Duidelijk is dat de moeder heel veel van haar dochters houdt en het beste met hen voor heeft. Zij ziet en accepteert dat het beter voor haar dochters is dat zij niet meer thuis komen wonen en elders opgroeien. Zij heeft er gevoelsmatig heel veel moeite mee om het gezag kwijt te raken. Vooral nu zij meewerkt met de uithuisplaatsing. Het hof begrijpt dat het voor de moeder een moeilijk te verwerken beslissing is maar het belang van de kinderen moet hier voorop staan. Het hof wil de moeder meegeven dat het feit dat het gezag van de moeder over [de minderjarige1] en [de minderjarige2] is beëindigd, niet met zich brengt dat zij voor [de minderjarige1] en [de minderjarige2] minder belangrijk is of dat zij geen rol meer in het leven van haar kinderen speelt. Immers, de moeder zal ondanks de beëindiging van het gezag altijd de moeder van [de minderjarige1] en [de minderjarige2] blijven. Bovendien houdt zij het recht op informatie over de ontwikkeling van de kinderen en op contact met de kinderen voor zover het belang van de kinderen zich hiertegen niet verzet.
uitleg voor de kinderen
5.9
Het hof zal hierna in voor de kinderen begrijpelijke taal proberen uit te leggen waarom de moeder niet meer het gezag over hen kan hebben.
5.1
[de minderjarige1] schrijft dat haar moeder het gezag weer kan hebben. [de minderjarige2] wil graag dat wat zij vindt niet verteld wordt.
5.11
[de minderjarige1] en [de minderjarige2] hebben vroeger thuis veel onrust en onveiligheid meegemaakt. Daardoor hebben zij problemen gekregen die maken dat het opgroeien en ontwikkelen voor hen moeilijker is dan bij andere kinderen. Zij hebben veel deskundige hulp nodig bij het opgroeien. Met die hulp moet een begin gemaakt kunnen worden. Ook hebben zij meer dan andere kinderen rust en duidelijkheid nodig. Duidelijkheid ook over waar zij wonen en waar zij tot zij 18 jaar zijn (of langer) kunnen opgroeien.

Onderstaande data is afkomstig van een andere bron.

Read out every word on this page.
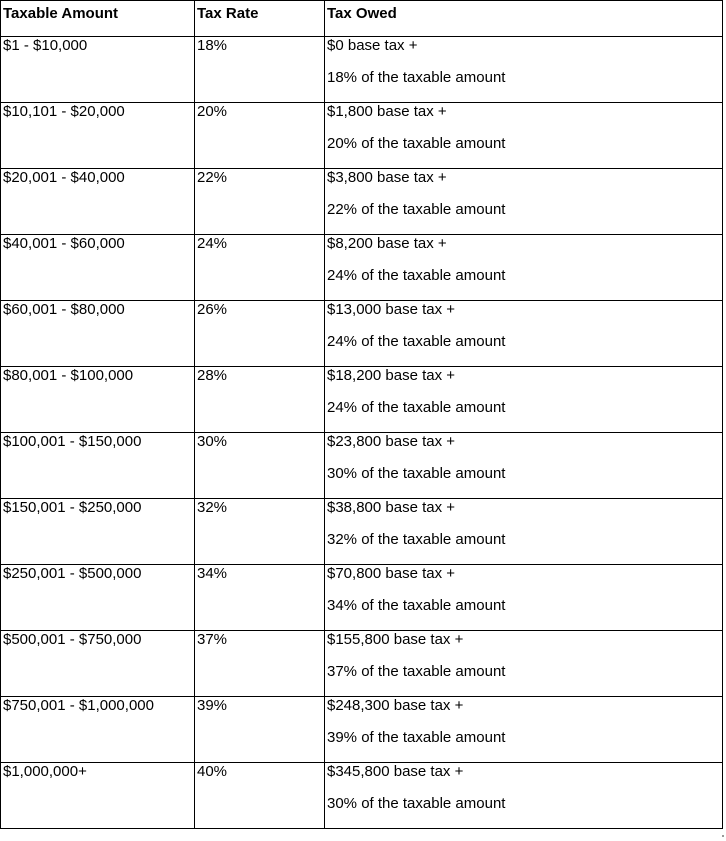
Taxable Amount	Tax Rate	Tax Owed
$1 - $10,000	18%	$0 base tax +
18% of the taxable amount

$10,101 - $20,000	20%	$1,800 base tax +
20% of the taxable amount

$20,001 - $40,000	22%	$3,800 base tax +
22% of the taxable amount

$40,001 - $60,000	24%	$8,200 base tax +
24% of the taxable amount

$60,001 - $80,000	26%	$13,000 base tax +
24% of the taxable amount

$80,001 - $100,000	28%	$18,200 base tax +
24% of the taxable amount

$100,001 - $150,000	30%	$23,800 base tax +
30% of the taxable amount

$150,001 - $250,000	32%	$38,800 base tax +
32% of the taxable amount

$250,001 - $500,000	34%	$70,800 base tax +
34% of the taxable amount

$500,001 - $750,000	37%	$155,800 base tax +
37% of the taxable amount

$750,001 - $1,000,000	39%	$248,300 base tax +
39% of the taxable amount

$1,000,000+	40%	$345,800 base tax +
30% of the taxable amount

Het is de bedoeling dat [de minderjarige1] bij [F] en [de minderjarige2] bij haar gezinshuis opgroeit. In ieder geval kunnen zij niet bij hun moeder wonen en opgroeien. Daar is iedereen het wel over eens. Ook [de minderjarige1] en [de minderjarige2] vinden dat. Wel hopen ze soms in hun hart dat het wel kan.
5.12
Nu kan het zijn dat in de komende jaren de kinderen of de moeder toch anders gaan denken over hun woonplek. Dat kan dan veel onrust en gedoe geven. De afgelopen tijd heeft opa veel getrokken aan de kinderen en laat hij hen weten dat zij beter ergens anders kunnen gaan wonen. Dit geeft veel onrust bij [de minderjarige1] en [de minderjarige2] . De moeder is het hier niet mee eens maar opa heeft veel invloed op de moeder en zij kan niet voorkomen dat opa dit soort dingen zegt.

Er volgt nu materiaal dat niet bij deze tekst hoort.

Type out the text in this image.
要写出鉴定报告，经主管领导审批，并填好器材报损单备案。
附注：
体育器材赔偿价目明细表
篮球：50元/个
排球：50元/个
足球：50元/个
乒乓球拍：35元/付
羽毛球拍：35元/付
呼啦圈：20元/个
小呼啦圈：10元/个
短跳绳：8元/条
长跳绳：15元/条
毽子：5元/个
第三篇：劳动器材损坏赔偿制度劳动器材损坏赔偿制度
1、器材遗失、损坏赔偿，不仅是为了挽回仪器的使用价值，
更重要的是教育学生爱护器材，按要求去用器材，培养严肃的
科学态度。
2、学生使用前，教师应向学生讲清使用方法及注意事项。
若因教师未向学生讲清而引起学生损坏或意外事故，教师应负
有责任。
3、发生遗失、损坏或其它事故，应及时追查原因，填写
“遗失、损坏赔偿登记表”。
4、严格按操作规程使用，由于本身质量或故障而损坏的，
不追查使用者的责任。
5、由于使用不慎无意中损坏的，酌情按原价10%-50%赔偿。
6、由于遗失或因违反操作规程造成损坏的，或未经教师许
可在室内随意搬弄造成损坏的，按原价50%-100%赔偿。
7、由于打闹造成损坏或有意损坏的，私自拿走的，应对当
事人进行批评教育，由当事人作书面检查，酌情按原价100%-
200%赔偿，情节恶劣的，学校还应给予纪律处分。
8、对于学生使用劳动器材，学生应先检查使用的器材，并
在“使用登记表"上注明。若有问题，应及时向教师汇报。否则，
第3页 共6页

Het kan ook gebeuren dat er meningsverschillen over hulpverlening, regels of school komen. Voor de moeder is het best lastig om als de kinderen in de toekomst iets anders willen dan de hulpverleners goed voor hen vinden, nee tegen de kinderen te zeggen. Als de moeder gezag heeft en iets anders wil dan de hulpverleners goed voor de kinderen vinden kan de hulpverlening niet beginnen.

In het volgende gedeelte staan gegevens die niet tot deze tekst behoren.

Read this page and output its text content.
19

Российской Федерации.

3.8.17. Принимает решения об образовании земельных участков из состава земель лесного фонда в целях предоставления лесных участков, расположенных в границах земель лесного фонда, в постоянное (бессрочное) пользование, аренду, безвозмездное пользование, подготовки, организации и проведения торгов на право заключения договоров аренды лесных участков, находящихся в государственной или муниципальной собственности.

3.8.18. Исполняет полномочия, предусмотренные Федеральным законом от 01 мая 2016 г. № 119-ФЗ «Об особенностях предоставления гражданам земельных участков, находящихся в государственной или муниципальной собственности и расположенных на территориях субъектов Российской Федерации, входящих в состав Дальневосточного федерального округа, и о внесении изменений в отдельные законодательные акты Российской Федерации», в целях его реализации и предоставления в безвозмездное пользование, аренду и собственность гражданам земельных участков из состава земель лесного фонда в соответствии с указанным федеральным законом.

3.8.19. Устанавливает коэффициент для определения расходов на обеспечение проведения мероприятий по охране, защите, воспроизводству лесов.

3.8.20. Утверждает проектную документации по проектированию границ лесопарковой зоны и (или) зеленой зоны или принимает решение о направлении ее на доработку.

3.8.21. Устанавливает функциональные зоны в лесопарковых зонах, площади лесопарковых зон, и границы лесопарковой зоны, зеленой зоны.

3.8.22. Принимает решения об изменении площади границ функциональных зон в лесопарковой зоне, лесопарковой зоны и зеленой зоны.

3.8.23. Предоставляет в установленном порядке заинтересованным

Het hof wil niet dat de woonplek en de hulp voor de kinderen in gevaar komt. Daarom vindt het hof het belangrijk dat de GI het gezag heeft over hen. Dan is de voogd eindverantwoordelijk voor de kinderen. En komt de band tussen de moeder en de kinderen bij moeilijke beslissingen waar één van hen het mogelijk niet mee eens is niet onder druk te staan. Immers het is dan de voogd die de beslissingen neemt. Dat betekent niet dat de moeder van [de minderjarige1] en [de minderjarige2] niet belangrijk is. Zeker niet. Het is duidelijk dat de moeder veel van haar dochters houdt en haar dochters van haar. De voogd gaat de moeder op de hoogte houden van hoe het gaat met [de minderjarige1] en [de minderjarige2] en welke belangrijke zaken er spelen. Ook moet de voogd ervoor zorgen dat er goed contact is tussen de moeder en de kinderen. Dit contact is nu wat weinig. Misschien komt er door deze uitspraak van het hof wat rust en zekerheid waardoor er uitbreiding van het contact kan komen.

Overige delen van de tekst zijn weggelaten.